Our preference and priority then should be for the spiritual resources made available by Christ. The prophet Jeremiah says much the same in chapter 2, verse 13, of his book—speaking "the word of the Lord" Jeremiah says, "My people have committed two evils: They have forsaken Me, the fountain of living waters, to hew for themselves cisterns, broken cisterns, that can hold no water". If there was ever an accurate description of our own day and age this is it. Many people, including probably a great many Christians, spend a disproportionate amount of time hewing cisterns that hold no water.


Rather than seeking the approval of God, we go to great lengths to gain the approval of colleagues and friends. Rather than seeking "treasures in heaven, where neither moth nor rust can destroy", we eagerly seek to earn more money and to gain more material possessions. Rather than spending abundant time with God in prayer, study, and corporate worship, we choose to use our free time watching television and reading the newspaper.

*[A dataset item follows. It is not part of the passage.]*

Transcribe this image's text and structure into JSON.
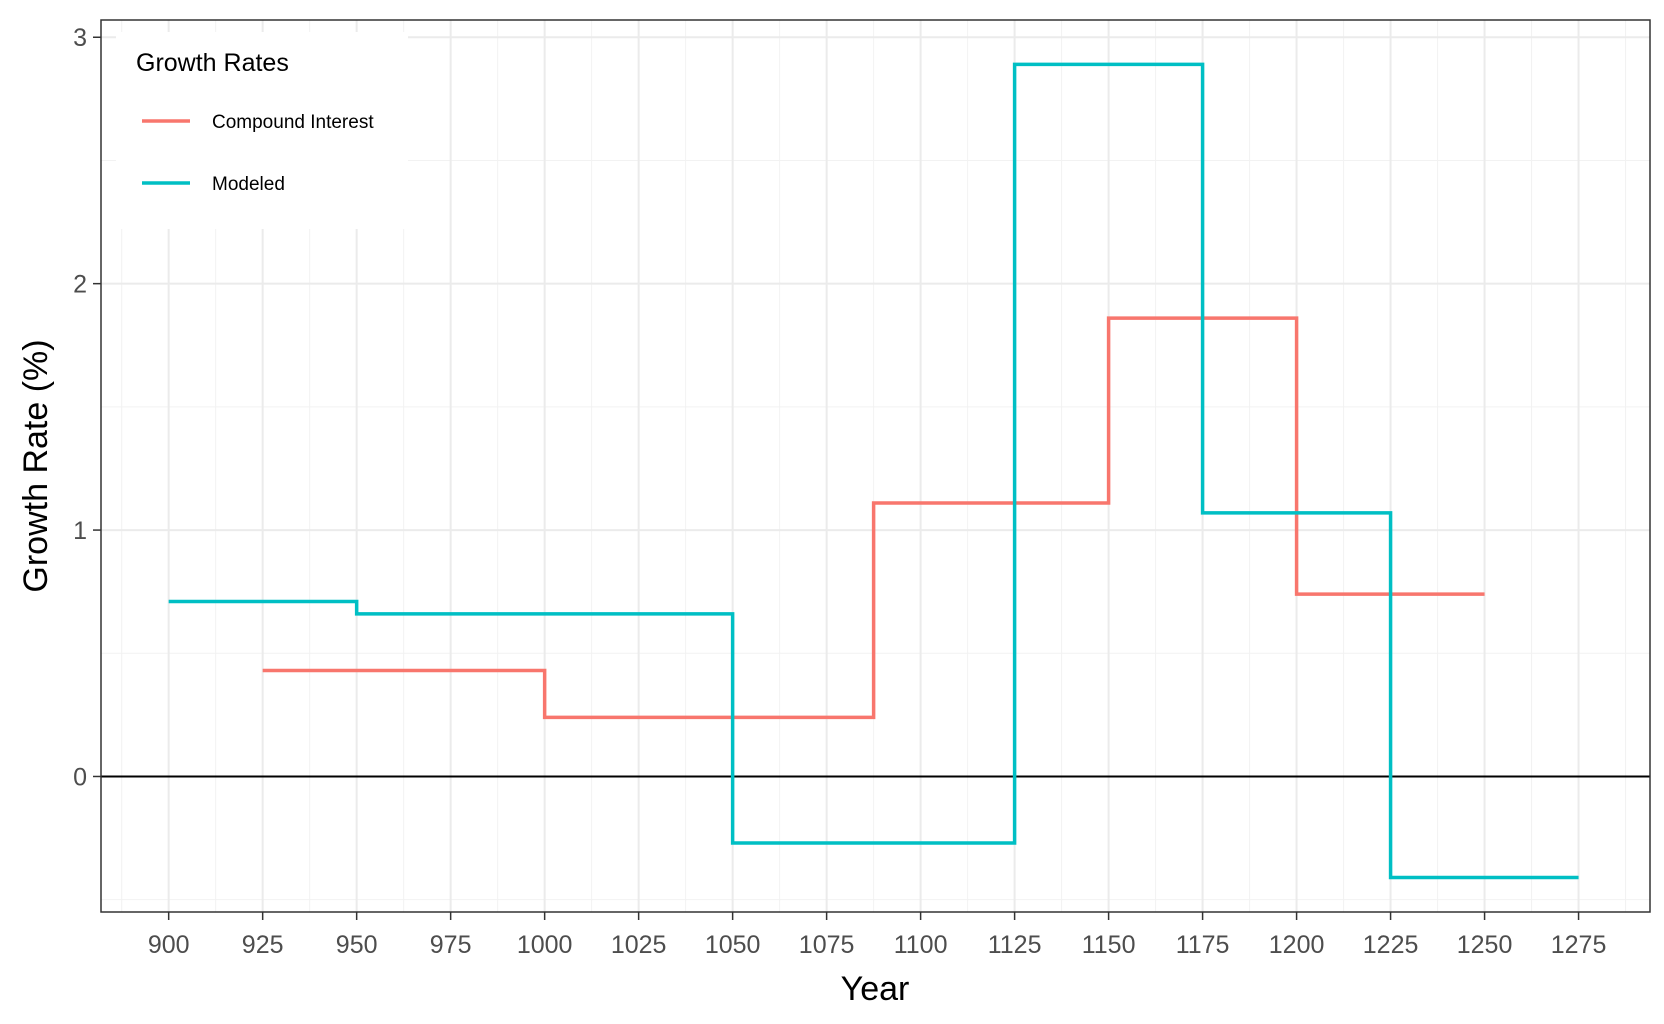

In my estimation, too many people—too many Christians—spend time hewing cisterns that hold no water. Why is this the case? The only reason I can think of is that we lack an appreciation for how good the "living water" of Christ is. As C.S. Lewis has said, our biggest problem is not that we want too much, but that we want too little. We are like a child who insists upon having a hamburger even while beef tenderloin is being offered.


Perhaps our expectations are all wrong. We expect that going to Sunday service will be an inconvenience. We expect that reading the Bible will be a bore. We expect that prayer will never change anything. We expect that obeying Christ will be too difficult a task. The first thing that many of us must do is change our expectations concerning the "living water". Jesus says that, with His water, we will never thirst again.


What I hear Jesus saying is that what He provides will satisfy us. The living water of Christ is designed to satisfy our deepest longings. Jesus says that when we possess what He gives, we won’t be thirsty—we won’t be lacking what we really need.


Do you believe that? Have you tasted this living water for yourself?


There is no limit to the spiritual resources available in Christ. If we bow our hearts before Him, if we thirst after Him, every spiritual grace will be at our disposal. The grace to persevere hardship, the grace to overcome temptation, the grace to obey, the grace to experience joy and lasting peace.


Friends, I am not asking you to abandon your efforts to meet your physical needs—we’re all going to go and eat lunch very shortly in order to satisfy our stomachs. Later today we’ll make sure the heat in our home is sufficient to keep our body warm. Undoubtedly, we’ll visit a bank this week to ensure that our finances are in order. . . I’m not asking you to abandon your temporal responsibilities, but I am reminding you of Jeremiah's warning—these cisterns, at the end of the day, hold no water—they don’t ultimately satisfy.


Temporal responsibilities should not occupy first place in your life. Jesus tells us that true fulfillment comes when we thirst for Him, and when we seek the "living water" He provides. Amen.